15 WAYS TO REDUCE CHURN

 

1. Reduce the frequency and amount of discounting. Research shows that voluntary, full-price starts tend to renew and stay longer than discounted starts to buyers with marginal interest in the product. While discounting will still occur some, the goal should be to get a higher percentage of full-price starts in the mix.

 

2. Sell longest possible term, one year when possible, or even longer. Three- or six-month starts are somewhat more likely to stop when the renewal date comes, or at least gives you less “months-per-sale” if they do stop. Consider an offer of 13 months for the price of 12 in lieu of discounting. Consider selling seven months instead of six, or four months instead of three.

 

3. Call new subscribers to verify if the paper started on time, whether by mail or carrier. Ask if there is any problem with delivery or bill, etc. This customer contact shows you are interested in a relationship, willing to listen and fix any problems, and allows you to actually find and fix them. Papers who have established retention programs are finding this step most successful.

 

4. Send an “owner’s manual”, or sheet of features, listing content, ways to use the newspaper, submit news/advertising, etc. to help new readers better understand policies and the value of our product. LCNI has samples to share upon request.

 

5. Hold special events open to subscribers only. These could include free concerts by military bands sponsored by the newspaper, or other deals worked out with events co-promoted by the paper (trade space for tickets) making tickets available to subscribers.
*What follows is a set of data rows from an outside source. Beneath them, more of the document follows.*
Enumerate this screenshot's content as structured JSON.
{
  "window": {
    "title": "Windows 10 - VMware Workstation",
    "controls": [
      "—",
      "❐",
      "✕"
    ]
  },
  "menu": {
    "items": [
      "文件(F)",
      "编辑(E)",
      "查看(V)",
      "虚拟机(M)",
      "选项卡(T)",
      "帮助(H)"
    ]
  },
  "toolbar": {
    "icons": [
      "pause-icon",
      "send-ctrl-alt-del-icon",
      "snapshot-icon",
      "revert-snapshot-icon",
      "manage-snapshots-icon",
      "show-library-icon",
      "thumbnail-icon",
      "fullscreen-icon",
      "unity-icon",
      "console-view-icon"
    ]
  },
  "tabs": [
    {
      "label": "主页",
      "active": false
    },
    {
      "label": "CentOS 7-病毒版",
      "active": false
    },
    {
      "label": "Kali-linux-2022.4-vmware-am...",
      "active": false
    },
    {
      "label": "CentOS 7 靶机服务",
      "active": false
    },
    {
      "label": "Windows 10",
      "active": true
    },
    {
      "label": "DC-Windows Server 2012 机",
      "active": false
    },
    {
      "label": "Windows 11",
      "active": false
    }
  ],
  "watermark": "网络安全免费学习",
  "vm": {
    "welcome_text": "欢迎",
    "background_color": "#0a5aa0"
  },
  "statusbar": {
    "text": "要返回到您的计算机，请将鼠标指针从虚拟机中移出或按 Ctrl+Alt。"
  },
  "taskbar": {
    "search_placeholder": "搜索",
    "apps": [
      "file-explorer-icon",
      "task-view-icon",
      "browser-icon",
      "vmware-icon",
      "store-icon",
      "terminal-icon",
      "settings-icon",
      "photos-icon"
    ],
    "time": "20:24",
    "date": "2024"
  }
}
Hold drawings with only current subscribers eligible. Samples available from LCNI.

 

6. Offer subscriber discount card that offers discounts (more than 10%) at major area merchants. News-Enterprise, Galax Gazette and Bedford Bulletin have used such programs in the past.

 

7. Give a free classified coupon once a year to all trade-area subscribers. No expiration date on coupon. Cost low, and builds usage of classified which may reinforce future buying of paid ads.

 

8. Offer “Deal of the Day” coupon at regular spot in each issue that always returns an amount (savings or free item) equal to or greater than the value of the paper’s single-copy price.

 

9. Make stop-saver calls to all expires one week before the stop to encourage payment and avoid the stop.

 

10. Empower staff to fix problems to avoid cancellation when dealing with angry, upset, or unhappy subscribers. Set boundaries, but don’t criticize if they are occasionally exceeded to save a stop. Praise conduct when stops are saved.

 

11. Send renewal notices earlier to give subscribers more time to pay or schedule the payment among other bills. We believe renewal notices should be sent at least six weeks before the expire. As you know, magazines start renewal efforts as much as 10 months in advance. Send second notice about one week before expiration date. Send return envelopes with all renewals to allow ease of return. We don’t suggest postage be prepaid at this time.

 

12. Do regular reader research in cooperation with editorial on customer satisfaction. Include service issues and product issues. Continuous Improvement in product and service in response to research can keep customers satisfied and retain them longer. Track stops by reason, retention by source of sale, and act to correct problems and sell more of what works the best.

 

13. Offer credit card billing for phone sales and in all other coupons, renewal notices, etc. Where possible, allow for automatic bank withdrawal.

 

14. Offer money-back guarantee on all starts, and pay if demanded. Try to save the stop first, of course.

 

15. Consider installment billing that allows a subscriber to opt for the more expensive annual term, but budget payments over the first 3-4 months of the term. You are more likely to lose that subscriber if he pays every three months. While neither DSI nor Interlink circulation software now facilitates this, we discuss this issue with them from time to time. It may become more feasible in the future, and is listed here as the last idea.